An Auckland property manager who is spending $450,000 to promote a march against the smacking law says he hopes it will be the biggest protest march in New Zealand history.
Colin Craig, 41, and his wife Helen own companies which manage high-rise apartment buildings including Nautilus at Orewa and the Sentinel at Takapuna.
He says he has never belonged to or donated money to a political party, and had never given money to the Family First lobby group until Prime Minister John Key refused to change the smacking law when 87.4 per cent of voters said in a referendum that smacking should not be a criminal offence.
But yesterday he teamed up with Family First leaders Bob McCoskrie and Bev Adair to announce plans for a "march for democracy" in Queen St at 1.30pm on Saturday, November 21.
Mr Craig will be the major funder with a budget "in the hundreds of thousands - I hope not more than $450,000".
"If this becomes a protracted battle, obviously the budget will have to be adjusted."
He and his wife have a 4-year-old daughter.
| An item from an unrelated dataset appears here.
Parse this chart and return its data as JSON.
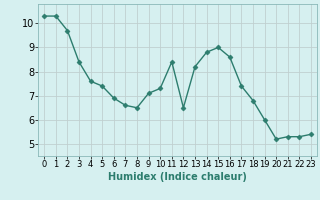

Asked if he had smacked her, he said: "On occasion I've found it necessary to give her a little flick on the hand, yes."
But he said his motivating force was the principle of democracy rather than the smacking law.
"My involvement came out of discussions with friends saying we don't think it's right for such a considerable majority of voters to be ignored. That prompted me to look at what I could do about it."
He said his wife fully backed the decision to put much of their savings into the march.
"I'm Scottish by background. I'm married to someone who's half-Scottish and half-Jewish," he said.
"I'm never going to own a boat, but some things are more important."
A family friend, North Shore fulltime mother-of-two Shelley Vitali, is acting as the march's unpaid media liaison officer, other volunteers have been enlisted, and Mr Craig said he hoped ordinary New Zealanders would turn out.
"The reality is if we have the biggest protest march in the history of New Zealand, which I'd love to know how big it was ... [we can't be ignored]," he said.
"The  hikoi got more than 10,000. The [2005 Destiny Church] march for family values got close to 15,000. I'm absolutely hoping to get an awful lot more than that."
However, the author of the political history No Left Turn, Chris Trotter, said recent protests came nowhere near the biggest historical turnout of 50,000 to 70,000 people for an Auckland Domain rally by Labour politician John A Lee before the 1938 election.
* Biggest marches
1932: Unemployment march ("Queen St riot"), 15,000.
1938: J. Lee rally, Auckland Domain, 50,000 to 70,000.
1971: Vietnam war march, Queen St, up to 35,000.
1981: Against union militancy, Queen St, 30,000.
1981: Springbok tour mobilisation, Queen St, 25,000.
2001: Anti-GM march, Queen St, 10,000.
2003: Iraq war protest, Queen St, 10,000.
2004: Foreshore seabed hikoi, Wellington, 15,000.
2005: Destiny Church march, Queen St, 10,000.